My fabulous girlfriend Dina sent me the most deelish and simple recipe recently. I made it and was beyond delighted. I am already thinking about making it again soon. It was really quick and I had almost all the ingredients in my house already. This was just so tasty! I used wide noodles which took about 10 minutes to cook. It came out with the most delicious, thick, coconuty sauce! If you use thin noodles, it might need less cooking time and turn out more brothy. I had sliced the yam with a mandolin so it was super thin and broke up during cooking which just added to the thickness of the sauce. We do not normally eat that much tofu in our house, but Michael and I agreed that this was the best we ever had it prepared, it was so good!
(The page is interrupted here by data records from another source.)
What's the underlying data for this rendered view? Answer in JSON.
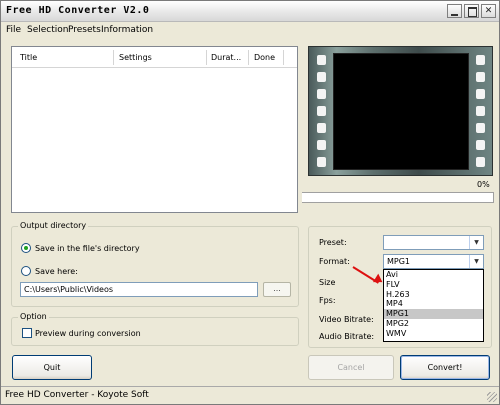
{
  "window": {
    "title": "Free HD Converter V2.0"
  },
  "menu": {
    "file": "File",
    "selection": "Selection",
    "presets": "Presets",
    "information": "Information"
  },
  "list": {
    "columns": [
      "Title",
      "Settings",
      "Durat...",
      "Done"
    ]
  },
  "progress": {
    "percent_label": "0%",
    "value": 0
  },
  "output": {
    "group_label": "Output directory",
    "radio_same": "Save in the file's directory",
    "radio_here": "Save here:",
    "path": "C:\\Users\\Public\\Videos",
    "browse": "..."
  },
  "option": {
    "group_label": "Option",
    "preview": "Preview during conversion"
  },
  "settings": {
    "preset_label": "Preset:",
    "preset_value": "",
    "format_label": "Format:",
    "format_value": "MPG1",
    "size_label": "Size",
    "fps_label": "Fps:",
    "video_bitrate_label": "Video Bitrate:",
    "audio_bitrate_label": "Audio Bitrate:",
    "format_options": [
      "Avi",
      "FLV",
      "H.263",
      "MP4",
      "MPG1",
      "MPG2",
      "WMV"
    ],
    "selected_option": "MPG1"
  },
  "buttons": {
    "quit": "Quit",
    "cancel": "Cancel",
    "convert": "Convert!"
  },
  "statusbar": {
    "text": "Free HD Converter - Koyote Soft"
  }
}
Dina’s Chili-lime Ginger Tofu in Coconut Basil Broth with Rice Noodle
2 cups veggie broth
1 can light coconut milk
1 cup coconut water (or more veggie broth/coconut milk)
Fresh basil, chopped
1 yam, peeled and slice thin
rice noodles
2 tsp safflower, grapeseed or another neutral oil
1 block tofu, cubed
Soy sauce or tamari, to taste
fresh ginger, grated
juice and zest from 1 lime
red pepper flakes
sriracha sauce.
Combine the veggie broth, coconut milk and coconut water in a saucepan over medium heat. Next add basil and the yam and bring to a boil. Cover and let simmer until the potatoes were tender. Add the rice noodles and cook till soft, 3-7 minutes.
Pour the oil in saute pan over medium heat and add the tofu. Hit it with some soy sauce, ginger, lime zest, lime juice, red pepper flakes and sriracha sauce. Saute until nice crust forms on tofu.
Combine broth, noodles and tofu in a bowl. As Dina says, “Holy guacamole!!!!!!!! Try it! You’ll never do Thai takeout again!!”